Totalitarians are prepared to destroy real people, cultures–reality itself—in order to bring about a better reality.
I’m not seeing that in President Trump, so why all these criticisms of Trump as a Nazi or Fascist?
One of my colleagues who was a television producer used to refer to the History Channel as the “Hitler Channel.” My mother’s family got out of Germany before WW I, so I’ve not been personally touched by the actions of Hitler’s Germany. But there is an abundance of German newsreels from that era to remind me of what happened after they left.
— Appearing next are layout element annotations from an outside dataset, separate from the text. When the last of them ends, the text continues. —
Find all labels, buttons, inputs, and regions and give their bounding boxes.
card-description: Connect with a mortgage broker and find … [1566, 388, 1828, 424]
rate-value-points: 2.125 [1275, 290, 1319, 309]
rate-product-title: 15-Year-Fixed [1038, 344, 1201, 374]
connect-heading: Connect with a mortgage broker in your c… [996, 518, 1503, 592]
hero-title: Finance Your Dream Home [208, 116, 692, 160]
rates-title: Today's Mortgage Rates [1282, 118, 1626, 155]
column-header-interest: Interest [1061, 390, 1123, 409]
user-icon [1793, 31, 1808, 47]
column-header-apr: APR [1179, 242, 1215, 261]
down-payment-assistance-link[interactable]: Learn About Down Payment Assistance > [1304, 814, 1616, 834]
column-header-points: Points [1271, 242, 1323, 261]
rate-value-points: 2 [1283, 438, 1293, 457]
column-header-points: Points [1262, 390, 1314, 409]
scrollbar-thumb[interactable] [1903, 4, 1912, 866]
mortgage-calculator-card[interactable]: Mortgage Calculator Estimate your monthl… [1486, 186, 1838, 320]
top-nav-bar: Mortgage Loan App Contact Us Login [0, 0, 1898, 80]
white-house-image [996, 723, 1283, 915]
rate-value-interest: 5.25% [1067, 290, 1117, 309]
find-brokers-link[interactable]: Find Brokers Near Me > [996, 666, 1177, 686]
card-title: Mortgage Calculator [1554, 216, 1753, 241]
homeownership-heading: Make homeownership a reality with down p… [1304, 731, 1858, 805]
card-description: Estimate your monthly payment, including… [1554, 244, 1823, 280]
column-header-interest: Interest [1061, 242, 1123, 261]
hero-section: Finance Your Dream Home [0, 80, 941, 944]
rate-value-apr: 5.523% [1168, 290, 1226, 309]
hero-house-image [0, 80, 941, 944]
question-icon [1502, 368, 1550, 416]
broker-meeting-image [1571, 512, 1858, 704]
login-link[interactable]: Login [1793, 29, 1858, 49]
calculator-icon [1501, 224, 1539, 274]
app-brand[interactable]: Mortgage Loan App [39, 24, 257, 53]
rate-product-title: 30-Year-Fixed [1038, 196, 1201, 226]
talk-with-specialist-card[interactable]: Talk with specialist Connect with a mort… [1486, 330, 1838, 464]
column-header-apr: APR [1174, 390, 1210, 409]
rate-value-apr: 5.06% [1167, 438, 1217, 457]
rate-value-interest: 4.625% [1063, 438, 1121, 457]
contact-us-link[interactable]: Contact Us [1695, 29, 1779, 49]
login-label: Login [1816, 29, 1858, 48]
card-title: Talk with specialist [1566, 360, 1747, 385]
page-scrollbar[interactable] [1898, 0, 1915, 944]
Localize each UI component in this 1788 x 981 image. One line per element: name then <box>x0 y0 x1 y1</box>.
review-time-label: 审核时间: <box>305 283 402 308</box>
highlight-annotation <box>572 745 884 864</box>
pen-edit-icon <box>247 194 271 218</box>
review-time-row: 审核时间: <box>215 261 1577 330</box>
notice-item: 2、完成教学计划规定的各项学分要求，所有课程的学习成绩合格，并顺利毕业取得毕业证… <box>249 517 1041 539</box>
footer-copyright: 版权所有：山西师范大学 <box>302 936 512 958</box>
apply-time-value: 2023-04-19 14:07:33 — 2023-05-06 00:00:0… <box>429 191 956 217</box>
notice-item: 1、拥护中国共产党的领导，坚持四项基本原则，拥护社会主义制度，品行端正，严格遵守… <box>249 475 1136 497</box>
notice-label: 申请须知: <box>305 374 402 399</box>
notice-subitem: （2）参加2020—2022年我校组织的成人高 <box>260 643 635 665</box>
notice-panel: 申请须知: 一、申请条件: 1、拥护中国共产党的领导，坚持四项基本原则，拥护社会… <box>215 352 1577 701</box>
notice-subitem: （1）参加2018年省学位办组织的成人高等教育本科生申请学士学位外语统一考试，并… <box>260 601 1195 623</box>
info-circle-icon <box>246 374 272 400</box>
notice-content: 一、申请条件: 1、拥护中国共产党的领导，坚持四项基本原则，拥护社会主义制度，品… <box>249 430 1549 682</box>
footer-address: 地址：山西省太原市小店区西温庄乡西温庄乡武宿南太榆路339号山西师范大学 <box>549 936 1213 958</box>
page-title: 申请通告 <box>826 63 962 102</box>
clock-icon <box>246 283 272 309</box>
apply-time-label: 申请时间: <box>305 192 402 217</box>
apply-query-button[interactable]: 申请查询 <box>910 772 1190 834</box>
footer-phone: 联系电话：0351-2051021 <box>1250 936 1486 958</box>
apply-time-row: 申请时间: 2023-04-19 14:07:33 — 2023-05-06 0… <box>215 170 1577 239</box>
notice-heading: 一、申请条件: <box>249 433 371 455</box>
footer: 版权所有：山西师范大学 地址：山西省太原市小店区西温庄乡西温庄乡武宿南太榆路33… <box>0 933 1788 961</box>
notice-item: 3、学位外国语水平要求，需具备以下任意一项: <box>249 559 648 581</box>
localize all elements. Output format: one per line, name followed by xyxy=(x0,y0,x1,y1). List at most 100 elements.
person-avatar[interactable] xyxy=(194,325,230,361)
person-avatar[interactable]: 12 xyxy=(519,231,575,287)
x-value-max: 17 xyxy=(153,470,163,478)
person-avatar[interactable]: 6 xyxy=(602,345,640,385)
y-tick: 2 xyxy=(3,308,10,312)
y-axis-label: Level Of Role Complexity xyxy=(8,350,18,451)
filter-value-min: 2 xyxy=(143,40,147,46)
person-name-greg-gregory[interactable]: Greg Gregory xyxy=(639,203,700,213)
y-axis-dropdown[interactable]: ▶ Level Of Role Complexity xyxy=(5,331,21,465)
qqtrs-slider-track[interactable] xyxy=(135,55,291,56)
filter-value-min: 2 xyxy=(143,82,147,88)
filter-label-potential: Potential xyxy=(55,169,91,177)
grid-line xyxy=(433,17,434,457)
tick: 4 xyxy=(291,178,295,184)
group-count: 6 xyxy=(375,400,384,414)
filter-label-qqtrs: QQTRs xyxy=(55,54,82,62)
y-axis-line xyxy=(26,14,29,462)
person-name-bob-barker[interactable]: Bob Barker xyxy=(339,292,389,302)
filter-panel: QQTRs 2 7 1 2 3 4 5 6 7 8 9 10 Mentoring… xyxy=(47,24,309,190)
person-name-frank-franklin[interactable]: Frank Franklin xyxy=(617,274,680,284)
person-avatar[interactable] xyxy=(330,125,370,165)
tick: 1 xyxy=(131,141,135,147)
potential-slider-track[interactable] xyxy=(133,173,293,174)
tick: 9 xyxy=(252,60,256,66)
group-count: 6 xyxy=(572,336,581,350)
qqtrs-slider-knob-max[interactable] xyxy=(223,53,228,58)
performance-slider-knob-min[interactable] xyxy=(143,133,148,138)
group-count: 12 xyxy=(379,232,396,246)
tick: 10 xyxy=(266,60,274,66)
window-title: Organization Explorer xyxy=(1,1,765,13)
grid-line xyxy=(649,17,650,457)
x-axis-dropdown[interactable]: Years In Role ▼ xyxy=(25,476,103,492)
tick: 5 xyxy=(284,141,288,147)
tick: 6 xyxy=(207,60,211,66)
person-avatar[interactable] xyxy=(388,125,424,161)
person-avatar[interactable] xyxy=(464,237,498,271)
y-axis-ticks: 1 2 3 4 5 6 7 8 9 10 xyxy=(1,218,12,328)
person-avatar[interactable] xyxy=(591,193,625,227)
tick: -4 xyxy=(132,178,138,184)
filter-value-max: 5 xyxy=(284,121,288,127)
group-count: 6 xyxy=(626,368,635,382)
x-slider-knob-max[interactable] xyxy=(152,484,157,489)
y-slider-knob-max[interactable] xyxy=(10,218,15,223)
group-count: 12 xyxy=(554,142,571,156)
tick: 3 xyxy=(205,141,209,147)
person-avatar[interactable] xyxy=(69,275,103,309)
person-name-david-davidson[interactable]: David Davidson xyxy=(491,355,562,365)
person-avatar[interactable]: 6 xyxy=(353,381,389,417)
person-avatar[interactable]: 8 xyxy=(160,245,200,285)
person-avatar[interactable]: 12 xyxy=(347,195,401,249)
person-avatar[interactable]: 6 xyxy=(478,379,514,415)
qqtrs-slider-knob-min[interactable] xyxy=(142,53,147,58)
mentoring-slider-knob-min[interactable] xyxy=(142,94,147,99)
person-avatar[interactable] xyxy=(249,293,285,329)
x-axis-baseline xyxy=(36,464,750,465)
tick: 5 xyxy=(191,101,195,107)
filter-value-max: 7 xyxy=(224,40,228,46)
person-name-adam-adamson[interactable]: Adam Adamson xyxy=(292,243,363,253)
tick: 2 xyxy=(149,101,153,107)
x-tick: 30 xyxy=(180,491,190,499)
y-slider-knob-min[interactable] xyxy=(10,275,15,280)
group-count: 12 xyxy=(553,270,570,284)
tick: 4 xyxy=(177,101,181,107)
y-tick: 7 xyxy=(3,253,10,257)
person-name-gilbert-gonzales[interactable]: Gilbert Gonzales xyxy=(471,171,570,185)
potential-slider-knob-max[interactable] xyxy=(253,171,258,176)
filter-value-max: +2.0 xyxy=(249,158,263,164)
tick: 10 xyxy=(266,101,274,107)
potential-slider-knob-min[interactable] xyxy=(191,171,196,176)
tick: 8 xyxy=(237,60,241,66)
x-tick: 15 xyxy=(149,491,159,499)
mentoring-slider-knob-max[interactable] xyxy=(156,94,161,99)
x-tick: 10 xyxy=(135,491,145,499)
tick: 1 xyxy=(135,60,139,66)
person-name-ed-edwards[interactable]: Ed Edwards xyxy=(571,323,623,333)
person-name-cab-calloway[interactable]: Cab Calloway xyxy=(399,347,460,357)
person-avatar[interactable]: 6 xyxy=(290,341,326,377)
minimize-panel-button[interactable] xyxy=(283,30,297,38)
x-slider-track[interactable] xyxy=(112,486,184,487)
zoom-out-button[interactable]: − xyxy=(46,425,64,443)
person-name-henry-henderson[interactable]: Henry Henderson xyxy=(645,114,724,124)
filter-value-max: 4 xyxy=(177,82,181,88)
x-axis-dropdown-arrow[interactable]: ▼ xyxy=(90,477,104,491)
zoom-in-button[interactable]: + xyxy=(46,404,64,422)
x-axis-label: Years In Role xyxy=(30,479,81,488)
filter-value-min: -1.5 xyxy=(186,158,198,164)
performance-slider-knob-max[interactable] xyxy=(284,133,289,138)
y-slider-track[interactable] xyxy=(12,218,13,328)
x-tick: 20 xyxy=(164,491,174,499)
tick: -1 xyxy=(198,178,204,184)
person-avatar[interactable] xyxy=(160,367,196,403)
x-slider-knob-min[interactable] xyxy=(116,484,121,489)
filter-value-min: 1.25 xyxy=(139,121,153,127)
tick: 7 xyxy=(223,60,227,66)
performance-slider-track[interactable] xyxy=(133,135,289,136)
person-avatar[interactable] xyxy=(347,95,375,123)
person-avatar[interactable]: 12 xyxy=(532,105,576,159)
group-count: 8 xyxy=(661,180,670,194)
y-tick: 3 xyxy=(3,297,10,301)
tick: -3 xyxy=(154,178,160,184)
My life was more affected by the Soviet Union, Castro’s communist Cuba, the Cuban missile crisis and Ronald Reagan’s decision to invade Grenada. Given all that, why isn’t there much about the former Soviet Union and the atrocities of Lenin, Stalin and Khrushchev in documentary and feature films. That there isn’t is too bad since the Gulag Archipelago was larger than the death camps in Nazi Germany and crushed more lives.
Why can’t our film producers delve into that history, go to Russia and buy up films of that era and conduct interviews with survivors of the Gulag? Or, better yet, go to the People’s Republic of China and attempt to produce a documentary on Mao Tse-tung?
The reason, I fear, is that our journalists, documentary and film producers, were indoctrinated in Progressive Left ideas when in college and are just plain ignorant of this other evidence of man’s inhumanity to man. Before there were penalties for “hate speech,” we would call these journalists “stupid.”